SALEM, Ore. — All restrictions on recreational crabbing have been lifted along the entire Oregon coast effective immediately, according to both the Oregon Department of Agriculture (ODA) and the Oregon Department of Fish and Wildlife (ODFW).
"Crab samples taken from the area of Cape Blanco, north of Port Orford, to the California border indicate that levels of the marine biotoxin domoic acid have dropped below the closure limit," ODFW said in a statement on Thursday.
Regulations require that two consecutive toxin tests return at acceptable levels before officials can open a previously closed region.

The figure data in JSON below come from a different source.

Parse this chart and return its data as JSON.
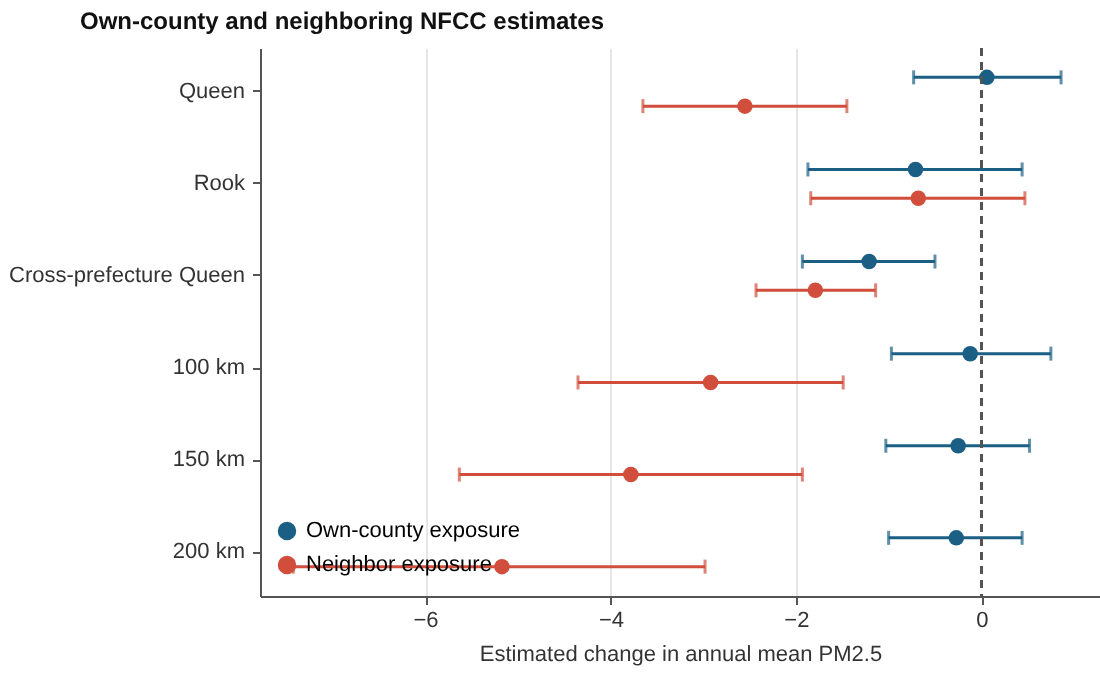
{
  "chart_data": {
    "type": "scatter",
    "title": "Own-county and neighboring NFCC estimates",
    "xlabel": "Estimated change in annual mean PM2.5",
    "orientation": "horizontal",
    "categories": [
      "Queen",
      "Rook",
      "Cross-prefecture Queen",
      "100 km",
      "150 km",
      "200 km"
    ],
    "series": [
      {
        "name": "Own-county exposure",
        "color": "#1b5f85",
        "values": [
          0.06,
          -0.71,
          -1.21,
          -0.12,
          -0.25,
          -0.27
        ],
        "errors": [
          [
            -0.73,
            0.86
          ],
          [
            -1.87,
            0.44
          ],
          [
            -1.93,
            -0.5
          ],
          [
            -0.97,
            0.75
          ],
          [
            -1.03,
            0.52
          ],
          [
            -1.0,
            0.44
          ]
        ]
      },
      {
        "name": "Neighbor exposure",
        "color": "#d04e3b",
        "values": [
          -2.55,
          -0.68,
          -1.79,
          -2.92,
          -3.78,
          -5.17
        ],
        "errors": [
          [
            -3.65,
            -1.45
          ],
          [
            -1.84,
            0.47
          ],
          [
            -2.43,
            -1.14
          ],
          [
            -4.35,
            -1.49
          ],
          [
            -5.63,
            -1.93
          ],
          [
            -7.42,
            -2.98
          ]
        ]
      }
    ],
    "xlim": [
      -7.78,
      1.28
    ],
    "xticks": [
      -6,
      -4,
      -2,
      0
    ],
    "grid": "x",
    "legend": "bottom left",
    "marker": "circle",
    "ref_lines": [
      {
        "axis": "x",
        "value": 0,
        "line_style": "dashed",
        "color": "#555555"
      }
    ]
  }
}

Nonetheless, ODFW said, it's always best to "eviscerate" crabs and remove the guts — sometimes called butter — prior to cooking.
"When whole crab are cooked in liquid, domoic acid may leach into the cooking liquid. It is recommended to discard the cooking liquid, and do not use it in other dishes, such as sauces, broths, soups, roux, etc. The consumption of crab viscera is not recommended," the agency said.
Both ODA and ODFW will be continuing to minor biotoxin levels in crab and shellfish in the meantime, making sure that "concentrations remain below the closure limit."
For up-to-date recreational shellfish and crabbing information, you can call ODA's shellfish safety information hotline at (800) 448-2474 before crabbing or clamming or visit the ODA recreational shellfish biotoxins closures webpage.
For commercial crabbing, ODA and ODFW have lifted the requirement that all crab harvested from Cape Blanco to the California border be eviscerated (gutted). An evisceration requirement will remain in place for all crab harvested from any area outside of Oregon with crab viscera samples for domoic acid of 30 ppm or higher, which includes all crab harvested off California at this time. For commercial crabbing information visit the ODA commercial crab biotoxin information webpage.